Veranderingen na de bevruchting
1. Zaadbeginsel wordt zaad:
  • Iedere bevruchte eicel (in het zaadbeginsel) ontwikkelt zich tot kiem. De kiem is het jonge plantje dat in het zaad zit.
  • Het zaadbeginsel ontwikkelt zich tot een zaad. (kiem en 2 zaadlobben) 
      Er kunnen dus meerdere zaden ontstaan.
2. Kroonbladeren vallen af en  de 
kelkbladeren  en meeldraden verschrompelen
3. Het vruchtbeginsel wordt vrucht:
Het vruchtbeginsel verandert in een vrucht


In dit geval zijn er 6 zaadbeginsels bevrucht = 6 zaden. 
Elke stamper heeft maar 1 vruchtbeginsel = 1 vrucht

Slide 12 - Slide

Verspreiding van zaden
Aan 1 plant kunnen soms wel duizenden zaden ontstaan.

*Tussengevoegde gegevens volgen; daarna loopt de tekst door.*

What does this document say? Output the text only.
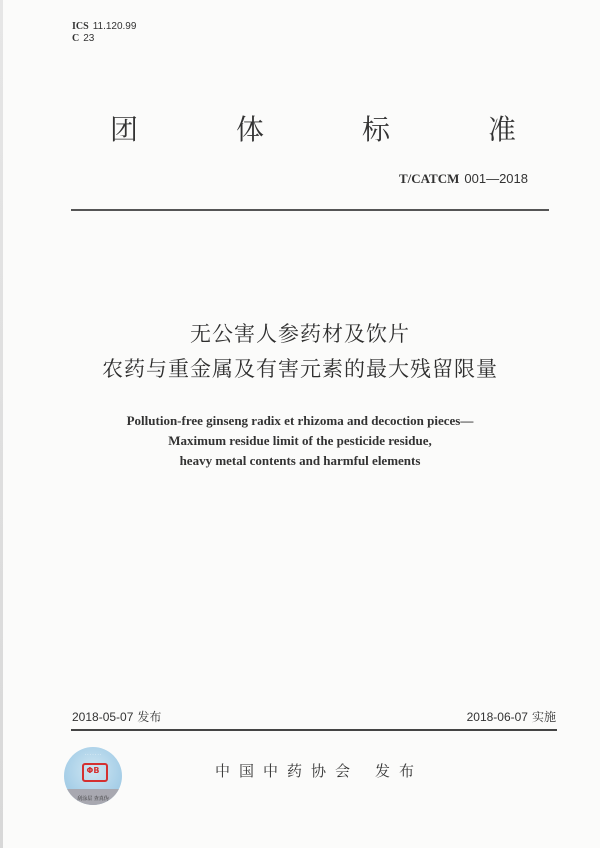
ICS 11.120.99
C 23
团	体	标	准
T/CATCM 001—2018
无公害人参药材及饮片
农药与重金属及有害元素的最大残留限量
Pollution-free ginseng radix et rhizoma and decoction pieces—
Maximum residue limit of the pesticide residue,
heavy metal contents and harmful elements
2018-05-07 发布	2018-06-07 实施
· · · · · · ·
ΦB
刮涂层 查真伪
中国中药协会 发布
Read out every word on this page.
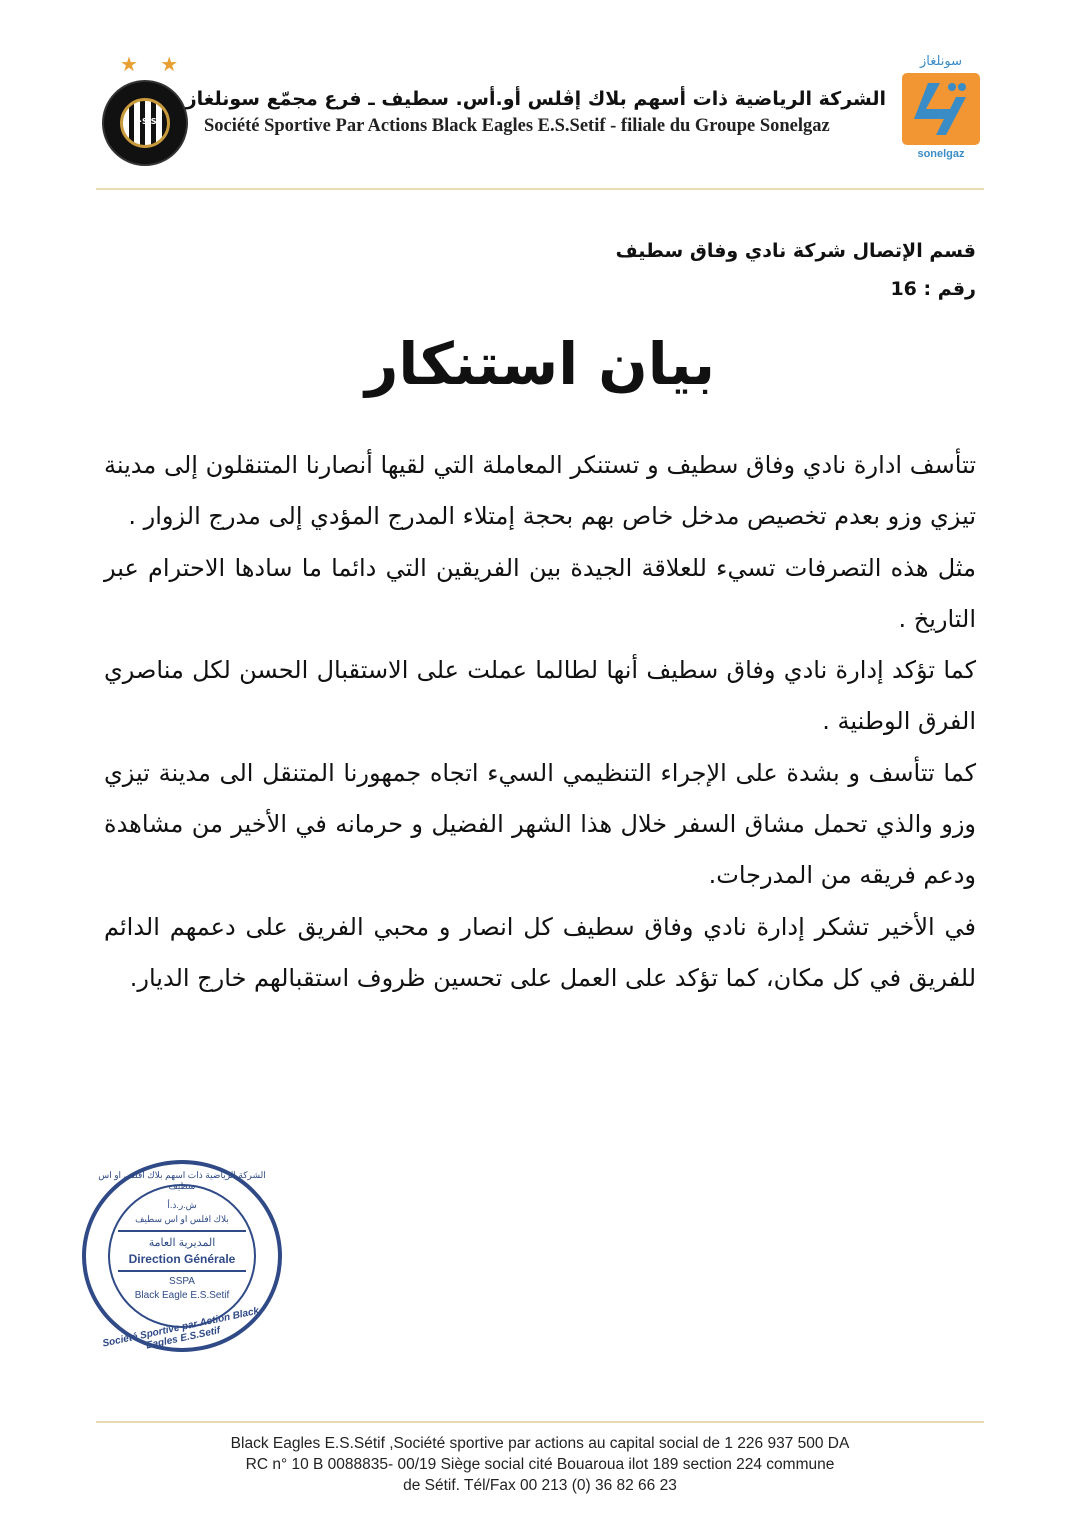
★ ★
E·S·S
الشركة الرياضية ذات أسهم بلاك إڤلس أو.أس. سطيف ـ فرع مجمّع سونلغاز
Société Sportive Par Actions Black Eagles E.S.Setif - filiale du Groupe Sonelgaz
سونلغاز
sonelgaz
قسم الإتصال شركة نادي وفاق سطيف
رقم : 16
بيان استنكار

تتأسف ادارة نادي وفاق سطيف و تستنكر المعاملة التي لقيها أنصارنا المتنقلون إلى مدينة تيزي وزو بعدم تخصيص مدخل خاص بهم بحجة إمتلاء المدرج المؤدي إلى مدرج الزوار .

مثل هذه التصرفات تسيء للعلاقة الجيدة بين الفريقين التي دائما ما سادها الاحترام عبر التاريخ .

كما تؤكد إدارة نادي وفاق سطيف أنها لطالما عملت على الاستقبال الحسن لكل مناصري الفرق الوطنية .

كما تتأسف و بشدة على الإجراء التنظيمي السيء اتجاه جمهورنا المتنقل الى مدينة تيزي وزو والذي تحمل مشاق السفر خلال هذا الشهر الفضيل و حرمانه في الأخير من مشاهدة ودعم فريقه من المدرجات.

في الأخير تشكر إدارة نادي وفاق سطيف كل انصار و محبي الفريق على دعمهم الدائم للفريق في كل مكان، كما تؤكد على العمل على تحسين ظروف استقبالهم خارج الديار.

الشركة الرياضية ذات اسهم بلاك افلس او اس سطيف
ش.ر.ذ.أ
بلاك افلس او اس سطيف
المديرية العامة
Direction Générale
SSPA
Black Eagle E.S.Setif
Société Sportive par Action Black Eagles E.S.Setif
Black Eagles E.S.Sétif ,Société sportive par actions au capital social de 1 226 937 500 DA
RC n° 10 B 0088835- 00/19 Siège social cité Bouaroua ilot 189 section 224 commune
de Sétif. Tél/Fax 00 213 (0) 36 82 66 23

Als deze zaden allemaal onder de plant terechtkomen en daar zouden ontkiemen is er te weinig licht, water en ruimte voor de kiemplantjes.
De zaden worden daarom verspreid, het liefst zo ver mogelijk bij de ouderplant vandaan. 
Dit kan op verschillende manieren.

Slide 13 - Slide

Verspreiding door de wind
De meeste vruchten en zaden worden door de wind verspreid. Ze hebben vaak hulpmiddelen om lang te blijven zweven.
De zaden van paardenbloemen hebben bijvoorbeeld pluisjes en de de zaden van de esdoorn vleugeltjes.

Slide 14 - Slide

Verspreiding door dieren (1) 
De vrucht maakt sappig vruchtvlees en wordt door dieren opgegeten. De zaden worden op een andere plek uitgepoept en kunnen daar  ontkiemen

Slide 15 - Slide

Verspreiding door dieren (2)
Ook kunnen planten zaden maken die blijven plakken aan de vacht of huid van dieren.
De vruchten vallen ergens anders weer van de vacht af.
De zaden kunnen daar weer ontkiemen.

Slide 16 - Slide

Verspreiding door de plant zelf
Sommige planten zorgen zelf voor de verspreiding van zaden, bijvoorbeeld doordat de vruchten openspringen. Door de kracht waarmee dit gebeurd worden de zaden weggeslingerd.